Я поняла так, что это халтура, конечно, не сразу, но догадалася, что там одних старых баб дурят. А я была командир и, считай, подпольщица! Вот. А ещё, представь, она с меня спросила мелочь! Сколько дать. Говорила тебе уже за мёд, сало… Так ей стало мало, представь! И взяла успеваемость, так сама сказала. Вот дурня, скажи? Зачем оценки мне эти, до сраки дверцы. Я посмеялася с этого, дала ей продуктами, а за йод забурилася. И потом у неё какое-то колечко каменное увидела, так пока та отвлеклася — я колечко и взяла. Хорошенькое было, розовое, да только на палец не лезло. А пока шла — потеряла его на горе, у нашей церкви княжой, что стена её в яр падала… Видно, кто-то нашёл.

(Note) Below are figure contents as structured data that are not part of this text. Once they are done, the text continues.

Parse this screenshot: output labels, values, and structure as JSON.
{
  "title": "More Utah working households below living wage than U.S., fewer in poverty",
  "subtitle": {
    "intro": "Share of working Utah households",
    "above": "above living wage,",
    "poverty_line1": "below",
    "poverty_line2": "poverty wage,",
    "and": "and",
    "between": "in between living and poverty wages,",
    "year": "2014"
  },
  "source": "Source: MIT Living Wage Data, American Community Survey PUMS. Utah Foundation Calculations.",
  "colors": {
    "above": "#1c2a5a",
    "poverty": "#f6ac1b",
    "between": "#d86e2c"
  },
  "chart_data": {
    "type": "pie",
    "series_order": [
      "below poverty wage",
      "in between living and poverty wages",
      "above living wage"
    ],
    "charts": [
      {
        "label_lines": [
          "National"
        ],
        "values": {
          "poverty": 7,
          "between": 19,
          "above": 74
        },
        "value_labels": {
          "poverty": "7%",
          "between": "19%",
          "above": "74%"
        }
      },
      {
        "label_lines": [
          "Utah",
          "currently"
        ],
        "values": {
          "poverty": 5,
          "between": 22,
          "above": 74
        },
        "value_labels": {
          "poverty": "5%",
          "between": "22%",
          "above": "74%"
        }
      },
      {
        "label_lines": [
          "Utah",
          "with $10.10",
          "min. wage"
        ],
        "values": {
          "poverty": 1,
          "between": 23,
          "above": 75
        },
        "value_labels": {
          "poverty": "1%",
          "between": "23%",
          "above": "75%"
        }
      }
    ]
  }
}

— А с тетрадкой что? — невинно поинтересовался я.

— Целая история, — отмахнулась тётя Ада. — Ну, нашла какую-то с довоенных, что в печку не ушла, села писать. А надо было молча… Страшные пытки. Шкряб и шкряб. Писала-писала, писала-писала… Целая история была! Бабушка мне из бузины какие-то чернилы нахимичила и каламарчик раздобыла, перо стальное, всё как в школах. От я писала-писала, всю тетрадь списала, чуть не чокнулася. А потом по науке сожгла и распылила с крыши Идкиной… Постаралася. И только когда к ней папа Боря с боёв вернулся, вот только тогда и допетрила — чью тетрадь взяла. Тож «Зошит для poбiт з письма. Iди Райн»[192] Ну ты скажи! Злилася, как собачка чёрная. Да только что уже лаять в свинячий голос: вон тетрадь была, вон стал пепел, а вот и Боря, папа ее — и мы с ним, приёмные дочеря… А колечко моё где-то делось…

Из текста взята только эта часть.